D.Z. Stone is the author of the new book No Past Tense: Love and Survival in the Shadow of the Holocaust. It focuses on the experiences of Holocaust survivors Kati and Willi Salcer. Stone is a journalist whose work has appeared in The New York Times and Newsday. She lives outside New York City.
Q: How
did you come to write No Past Tense, and how did you first encounter the Salcer
family?
A: After
Ron Salcer convinced his parents to interview for the Shoah Visual History
Foundation in 1996, he wanted to know everything about their wartime experience
and decided to hire a writer to find out. A friend of the Salcer family I knew
through Columbia and a writing group recommended me.
I
didn’t think I was the writer for this project as I was only part Jewish and
didn’t know much about the Holocaust. However, I agreed to meet the Salcers. I
was writing for Citibank/Citicorp and the Salcers suggested we meet at a nearby
New York Health & Racquet Club, where they were members. As they were
concentration camp survivors I expected them to be people who had been broken
by life. Instead the most regal couple I had ever encountered entered the club waiting
area and introduced themselves.
Q: How
did you research the book, and did you learn anything that particularly
surprised you?
A: I think
I checked out every book in the Rockland County library system on the Holocaust
(one librarian recently reminded me how if no one else wanted a book she would
renew for me so I wouldn’t have to lug it back in). I also had access to the
Columbia University library as an alumna.
One
research problem I had was Mrs. Salcer describing being taken from Auschwitz to
work in a vast underground munitions factory. She didn’t know the name of the
factory or where it was located. Even her husband questioned if the factory
were the result of traumatized memory. A lead from a Columbia professor
ultimately connected me with Dr. Dieter Vaupel, a German history teacher who
had documented where Mrs. Salcer had been.
The
Salcers were Czech Jews who were teenagers living in Hungary when the Nazis
occupied the country in March of 1944. I was shocked to learn that both of the
Salcers had no idea that most of Europe’s Jews had already been killed and that
they had never heard of Auschwitz. At the time they had believed deported Jews
were being sent to work.
Q: You've
said that the manuscript for this book "sat on a shelf for fifteen
years." Can you describe its journey to publication?
A:
When a draft was first completed, the manuscript was considered too
experimental in style and a literary agent had me rewrite it in a more
traditional third-person narrative.

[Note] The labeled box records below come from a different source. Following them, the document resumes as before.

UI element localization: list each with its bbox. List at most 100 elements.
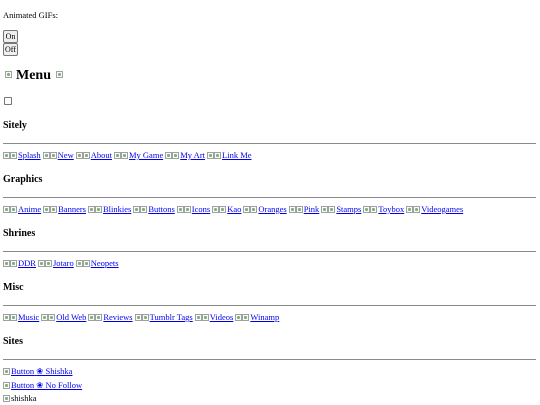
- section-links-misc: Music Old Web Reviews Tumblr Tags Videos Wina…: [3, 312, 281, 322]
- nav-link-about[interactable]: About: [75, 150, 112, 160]
- site-entry: Button ❀ Shishka: [3, 366, 72, 377]
- nav-link-ddr[interactable]: DDR: [3, 258, 36, 268]
- nav-link-jotaro[interactable]: Jotaro: [37, 258, 74, 268]
- broken-image-icon: [172, 152, 180, 159]
- broken-image-icon: [406, 206, 414, 213]
- broken-image-icon: [194, 314, 202, 321]
- nav-link-label: Oranges: [258, 204, 287, 214]
- nav-link-label: Blinkies: [103, 204, 132, 214]
- section-divider: [3, 305, 536, 306]
- gifs-on-button[interactable]: On: [3, 30, 18, 43]
- nav-link-label: Jotaro: [52, 258, 74, 268]
- nav-link-label: Splash: [18, 150, 41, 160]
- broken-image-icon: [95, 206, 102, 213]
- nav-link-toybox[interactable]: Toybox: [363, 204, 404, 214]
- broken-image-icon: [113, 152, 121, 159]
- broken-image-icon: [10, 206, 17, 213]
- nav-link-winamp[interactable]: Winamp: [235, 312, 279, 322]
- nav-link-label: Link Me: [222, 150, 252, 160]
- site-button-alt: Button: [11, 380, 35, 390]
- nav-link-link-me[interactable]: Link Me: [207, 150, 252, 160]
- nav-link-videos[interactable]: Videos: [194, 312, 233, 322]
- nav-link-label: Toybox: [378, 204, 405, 214]
- nav-link-label: Stamps: [336, 204, 362, 214]
- nav-link-label: DDR: [18, 258, 36, 268]
- nav-link-oranges[interactable]: Oranges: [243, 204, 287, 214]
- broken-image-icon: [133, 206, 141, 213]
- broken-image-icon: [10, 260, 17, 267]
- broken-image-icon: [214, 152, 222, 159]
- nav-link-my-game[interactable]: My Game: [113, 150, 164, 160]
- broken-image-icon: [212, 206, 220, 213]
- broken-image-icon: [413, 206, 421, 213]
- broken-image-icon: [363, 206, 371, 213]
- nav-link-label: Pink: [303, 204, 320, 214]
- menu-title: Menu: [16, 68, 51, 83]
- nav-link-kao[interactable]: Kao: [212, 204, 241, 214]
- nav-link-label: Anime: [18, 204, 42, 214]
- section-heading-sites: Sites: [3, 336, 23, 347]
- site-entry: shishka: [3, 393, 37, 403]
- nav-link-tumblr-tags[interactable]: Tumblr Tags: [134, 312, 193, 322]
- broken-image-icon: [370, 206, 378, 213]
- broken-image-icon: [183, 206, 191, 213]
- nav-link-label: Banners: [58, 204, 86, 214]
- nav-link-old-web[interactable]: Old Web: [41, 312, 86, 322]
- broken-image-icon: [219, 206, 227, 213]
- broken-image-icon: [37, 260, 45, 267]
- section-divider: [3, 359, 536, 360]
- nav-link-icons[interactable]: Icons: [176, 204, 211, 214]
- broken-image-icon: [82, 152, 90, 159]
- nav-link-music[interactable]: Music: [3, 312, 39, 322]
- broken-image-icon: [295, 206, 303, 213]
- nav-link-label: Winamp: [250, 312, 280, 322]
- broken-image-icon: [134, 314, 142, 321]
- broken-image-icon: [88, 206, 95, 213]
- nav-link-banners[interactable]: Banners: [43, 204, 86, 214]
- section-divider: [3, 197, 536, 198]
- broken-image-icon: [3, 152, 10, 159]
- broken-image-icon: [207, 152, 215, 159]
- nav-link-my-art[interactable]: My Art: [165, 150, 205, 160]
- broken-image-icon: [44, 260, 52, 267]
- nav-link-stamps[interactable]: Stamps: [321, 204, 361, 214]
- nav-link-label: About: [90, 150, 112, 160]
- nav-link-anime[interactable]: Anime: [3, 204, 41, 214]
- nav-link-label: New: [57, 150, 74, 160]
- broken-image-icon: [242, 314, 250, 321]
- site-image-alt: shishka: [11, 393, 37, 403]
- nav-link-buttons[interactable]: Buttons: [133, 204, 175, 214]
- broken-image-icon: [10, 314, 17, 321]
- nav-link-label: My Game: [128, 150, 164, 160]
- broken-image-icon: [10, 152, 17, 159]
- menu-title-row: Menu: [3, 68, 67, 84]
- nav-link-label: Videogames: [421, 204, 464, 214]
- nav-link-label: Icons: [191, 204, 211, 214]
- menu-toggle-checkbox[interactable]: [4, 97, 12, 105]
- nav-link-label: Kao: [227, 204, 242, 214]
- section-links-sitely: Splash New About My Game My Art Link Me: [3, 150, 254, 160]
- site-button-link[interactable]: Button ❀ No Follow: [11, 380, 82, 390]
- broken-image-icon: [3, 382, 10, 389]
- broken-image-icon: [3, 395, 10, 402]
- section-heading-sitely: Sitely: [3, 120, 27, 131]
- broken-image-icon: [82, 260, 90, 267]
- gifs-off-button[interactable]: Off: [3, 43, 18, 56]
- broken-image-icon: [176, 206, 184, 213]
- site-button-alt: Button: [11, 366, 35, 376]
- broken-image-icon: [75, 152, 83, 159]
- nav-link-label: Tumblr Tags: [149, 312, 193, 322]
- broken-image-icon: [3, 314, 10, 321]
- nav-link-splash[interactable]: Splash: [3, 150, 41, 160]
- nav-link-neopets[interactable]: Neopets: [75, 258, 119, 268]
- broken-image-icon: [120, 152, 128, 159]
- nav-link-reviews[interactable]: Reviews: [88, 312, 133, 322]
- nav-link-new[interactable]: New: [42, 150, 74, 160]
- nav-link-videogames[interactable]: Videogames: [406, 204, 463, 214]
- broken-image-icon: [3, 260, 10, 267]
- site-button-link[interactable]: Button ❀ Shishka: [11, 366, 72, 376]
- nav-link-label: Neopets: [90, 258, 119, 268]
- nav-link-pink[interactable]: Pink: [288, 204, 320, 214]
- nav-link-blinkies[interactable]: Blinkies: [88, 204, 131, 214]
- broken-image-icon: [49, 152, 57, 159]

It didn’t work and the Salcers told me if I
wanted I could forget what the agent said and write it how I thought it should
be put together. Their only requirement was that it articulated how it felt for
them.
However,
when I completed another draft it was again called too experimental. Mrs.
Salcer said when you have a perfect black dress with pearls you leave it as is while
Mr. Salcer said the book was simply before its time and not to worry.
I’d
make an effort now and then with a query letter, but I was either ignored or told
there was no interest in Holocaust memoir. So the book essentially sat on my
shelf for 15 years. After Mrs. Salcer passed in 2015 their son Ron asked about
trying to get the book published. I sent out queries and a book proposal but to
no avail.
Finally
I told Ron about Dan Gerstein, who had a writing firm where part of their
business was helping writers get published. We talked to Dan and he suggested
that we first have the manuscript evaluated by an industry professional to see
if it were marketable or if we should look to self-publish.
I
was astounded when this industry professional said the book belonged on the
shelf with classic Holocaust memoir. With this new evaluation and analysis of
the manuscript, we put together a book proposal that brought immediate interest
from publishers.
Q:
What
do you hope readers take away from the Salcers' story?
A:
To quote Willi Salcer: “Who would have thought when you started this book about
the Holocaust that you would have ended up with a love story?”
The
Holocaust in Hungary has been called the most brutal and methodical application
of the Final Solution. Yet even under these circumstances when the Salcers
first met after being forced into the same Jewish ghetto, they talked and
flirted with each other the way any teenagers do.
Q: What
are you working on now?
A:
I am currently completing a screenplay based on my own unpublished novel for the
production company Burgeon & Flourish, LLC, and I am a producer, co-creator
and writer of The Disabled List, an episodic comedy web series that
gives voice to those living with disability, now under development by New York Rep.
Q: Anything
else we should know?
A: Writing
No Past Tense was the most difficult and rewarding project of my life. I am
forever grateful that the Salcers chose me to recount their story.